US CFOs count on income, wages and employment ranges to rise in 2021

U.S. corporate finance chiefs are optimistic that the country’s economy as a whole – and their companies in particular – will recover in 2021 despite concerns over possible tax rate changes and higher labor costs.

According to a survey by Duke University’s Fuqua School of Business and the Federal Reserve Banks in Richmond and Atlanta, finance chiefs expect their companies’ revenues to grow an average of 6.9% over the next year, after a 2020 projected increase of 0, 3%. According to a survey of around 300 CFOs, wages, prices and employment levels are also expected to rise.

“CFOs are seeing the cloud of the pandemic,” said John Graham, a professor of finance at Duke University who oversaw the survey, due to be held Tuesday. “Some of the growth we’ll see next year will come from the low 2020 base.”

The U.S. economy grew strongly in the third quarter, up 7.4% from the previous quarter and recovering about two-thirds of the soil it had previously lost in the pandemic. However, recent indicators point to a new slowdown in retail spending and economic activity, accompanied by spikes in coronavirus infections, hospital stays, and death rates.

Congress on Monday approved a $ 900 billion relief to households and businesses hit by the coronavirus pandemic and passed an emergency measure to help lead the country through a difficult winter and into a new year.

Tuesday’s poll results are in line with a recent survey by the American Institute of Certified Public Accountants that found 37% of respondents expect the US economy to improve in the next 12 months. Forty-nine percent believe their companies’ financial performance will continue to grow during this time, AICPA said.

Much will depend on the pace of vaccination against Covid-19 after two vaccines were approved in the US in the past few weeks. Delays in vaccination efforts could dampen economic growth, Graham said. “If the vaccine contains a snafu it would be another risk,” he said. “She [finance chiefs] assume that we will make progress with the vaccine. “

Nearly 70% of North American CFOs said in a recent survey by accounting and advisory firm Deloitte that they expect a vaccine to prop up the economy by mid-2021. Deloitte is a sponsor of the CFO Journal.

The Duke poll’s chief financial officers said they were concerned about possible rule changes related to taxes and regulation. President-elect Joe Biden has proposed raising the corporate tax rate from today’s 21% to 28%, along with other measures such as an alternative minimum tax of 15% on companies making profits of $ 100 million or more and higher tax rates on income from foreign subsidiaries of US companies.

Mr. Biden has also proposed a 10% tax penalty for companies moving their business overseas and a 10% tax credit for companies creating new jobs in the US

“We need to monitor possible changes in tax law,” said Philip D. Fracassa, Timken’s chief financial officer Co.

, a North Canton, Ohio based manufacturer of transmissions, belts, and chains. “I hope I can work on handling a recovery,” Fracassa said, adding that the pandemic has resulted in a significant decline for Timken’s customers.

The political climate in the US is another concern for CFOs, while trading, which was a major concern around this time last year, did not make it onto the list of major pain points for chief financial officers, Graham said. However, executives cited supply chain issues as one area of ​​potential concern.

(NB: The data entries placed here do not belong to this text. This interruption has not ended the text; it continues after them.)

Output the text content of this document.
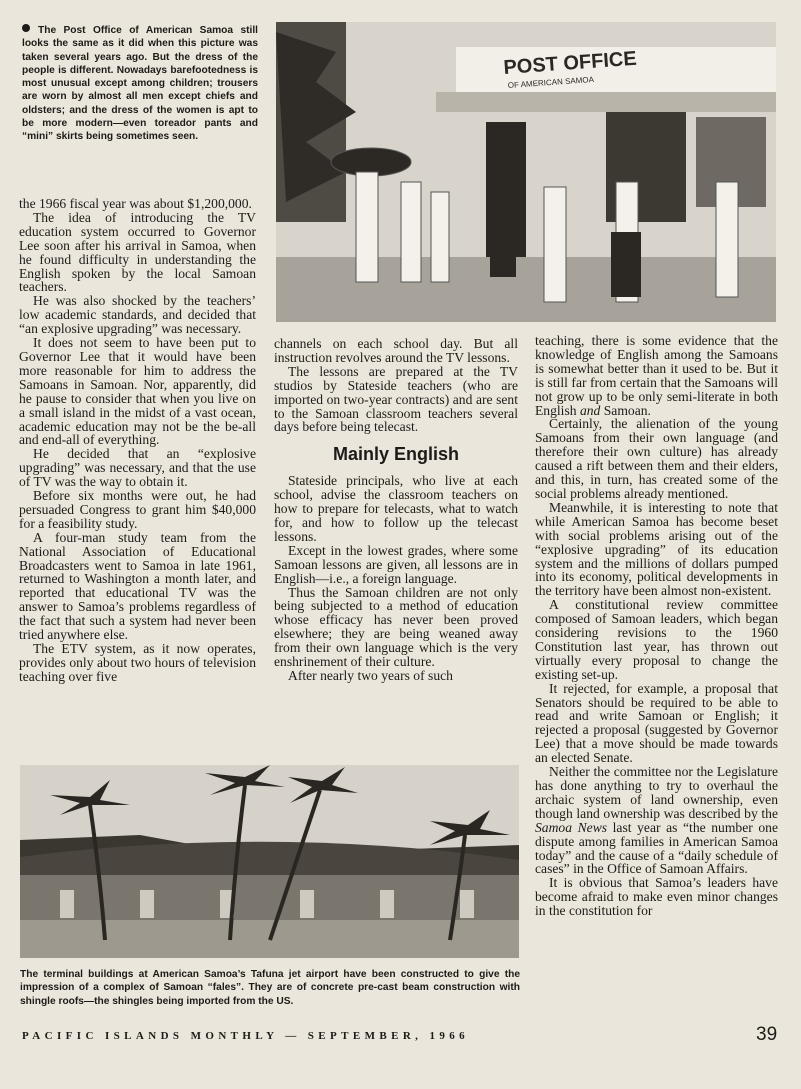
The Post Office of American Samoa still looks the same as it did when this picture was taken several years ago. But the dress of the people is different. Nowadays barefootedness is most unusual except among children; trousers are worn by almost all men except chiefs and oldsters; and the dress of the women is apt to be more modern—even toreador pants and “mini” skirts being sometimes seen.
POST OFFICE
OF AMERICAN SAMOA

the 1966 fiscal year was about $1,200,000.

The idea of introducing the TV education system occurred to Governor Lee soon after his arrival in Samoa, when he found difficulty in understanding the English spoken by the local Samoan teachers.

He was also shocked by the teachers’ low academic standards, and decided that “an explosive upgrading” was necessary.

It does not seem to have been put to Governor Lee that it would have been more reasonable for him to address the Samoans in Samoan. Nor, apparently, did he pause to consider that when you live on a small island in the midst of a vast ocean, academic education may not be the be-all and end-all of everything.

He decided that an “explosive upgrading” was necessary, and that the use of TV was the way to obtain it.

Before six months were out, he had persuaded Congress to grant him $40,000 for a feasibility study.

A four-man study team from the National Association of Educational Broadcasters went to Samoa in late 1961, returned to Washington a month later, and reported that educational TV was the answer to Samoa’s problems regardless of the fact that such a system had never been tried anywhere else.

The ETV system, as it now operates, provides only about two hours of television teaching over five

channels on each school day. But all instruction revolves around the TV lessons.

The lessons are prepared at the TV studios by Stateside teachers (who are imported on two-year contracts) and are sent to the Samoan classroom teachers several days before being telecast.

Mainly English

Stateside principals, who live at each school, advise the classroom teachers on how to prepare for telecasts, what to watch for, and how to follow up the telecast lessons.

Except in the lowest grades, where some Samoan lessons are given, all lessons are in English—i.e., a foreign language.

Thus the Samoan children are not only being subjected to a method of education whose efficacy has never been proved elsewhere; they are being weaned away from their own language which is the very enshrinement of their culture.

After nearly two years of such

teaching, there is some evidence that the knowledge of English among the Samoans is somewhat better than it used to be. But it is still far from certain that the Samoans will not grow up to be only semi-literate in both English and Samoan.

Certainly, the alienation of the young Samoans from their own language (and therefore their own culture) has already caused a rift between them and their elders, and this, in turn, has created some of the social problems already mentioned.

Meanwhile, it is interesting to note that while American Samoa has become beset with social problems arising out of the “explosive upgrading” of its education system and the millions of dollars pumped into its economy, political developments in the territory have been almost non-existent.

A constitutional review committee composed of Samoan leaders, which began considering revisions to the 1960 Constitution last year, has thrown out virtually every proposal to change the existing set-up.

It rejected, for example, a proposal that Senators should be required to be able to read and write Samoan or English; it rejected a proposal (suggested by Governor Lee) that a move should be made towards an elected Senate.

Neither the committee nor the Legislature has done anything to try to overhaul the archaic system of land ownership, even though land ownership was described by the Samoa News last year as “the number one dispute among families in American Samoa today” and the cause of a “daily schedule of cases” in the Office of Samoan Affairs.

It is obvious that Samoa’s leaders have become afraid to make even minor changes in the constitution for

The terminal buildings at American Samoa’s Tafuna jet airport have been constructed to give the impression of a complex of Samoan “fales”. They are of concrete pre-cast beam construction with shingle roofs—the shingles being imported from the US.
PACIFIC ISLANDS MONTHLY — SEPTEMBER, 1966	39
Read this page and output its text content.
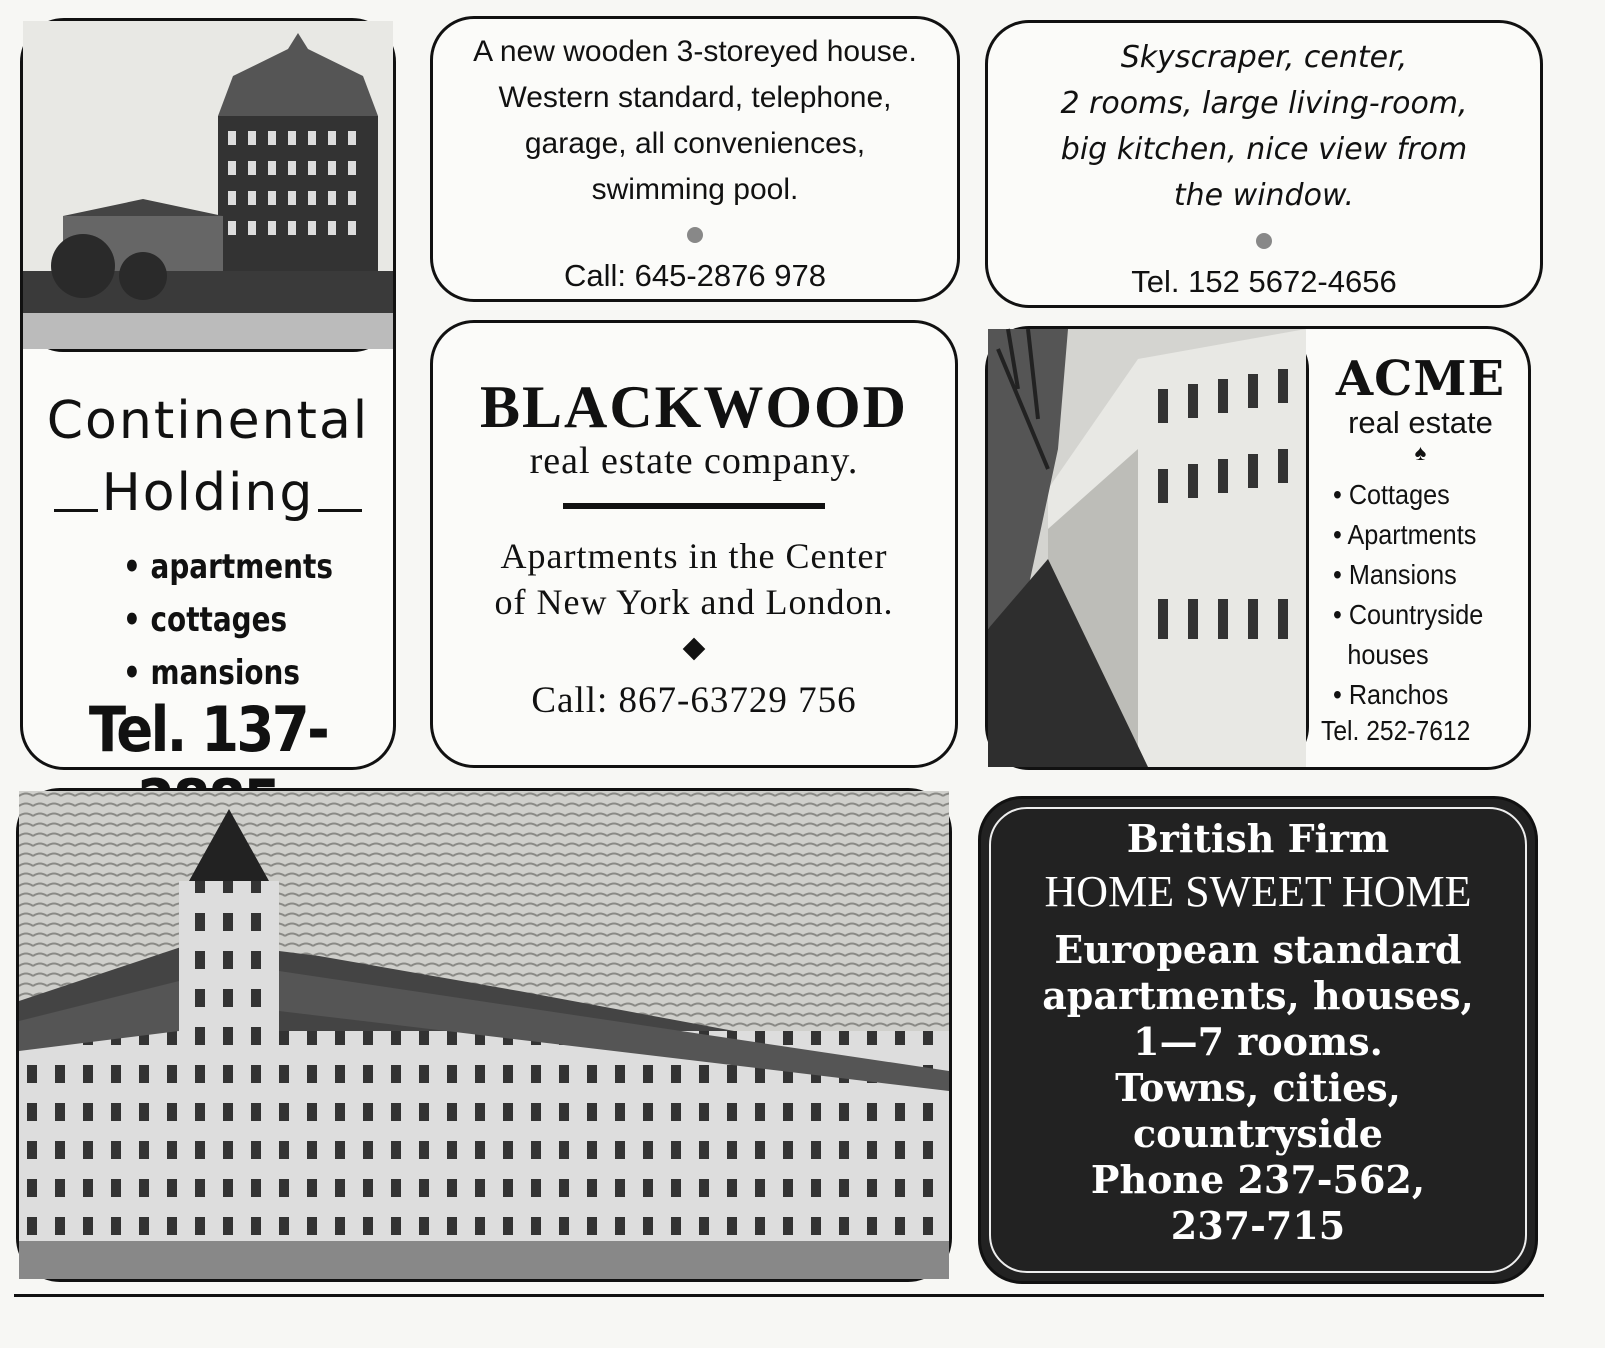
Continental
Holding
• apartments
• cottages
• mansions
Tel. 137-
A new wooden 3-storeyed house.
Western standard, telephone,
garage, all conveniences,
swimming pool.
Call: 645-2876 978
Skyscraper, center,
2 rooms, large living-room,
big kitchen, nice view from
the window.
Tel. 152 5672-4656
BLACKWOOD
real estate company.
Apartments in the Center
of New York and London.
Call: 867-63729 756
ACME
real estate
♠
• Cottages
• Apartments
• Mansions
• Countryside
houses
• Ranchos
Tel. 252-7612
British Firm
HOME SWEET HOME
European standard
apartments, houses,
1—7 rooms.
Towns, cities,
countryside
Phone 237-562,
237-715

Other concerns that finance chiefs had earlier in the year, such as access to cash and liquidity, appear to be easing, according to Duke’s survey. Almost three-quarters of the companies surveyed said they hadn’t applied for a new loan in the current quarter, compared with around 50% in the second quarter.

Nearly 60% of the companies surveyed said that due to the coronavirus pandemic, they automated part of their business or operations, accelerating a pre-existing trend, Graham said.

Large companies in particular are increasing spending to replace the low-skilled with technology, while smaller companies often lack the budget to do so, he said. “When you’re a small business, it’s harder to move people,” said Mr Graham.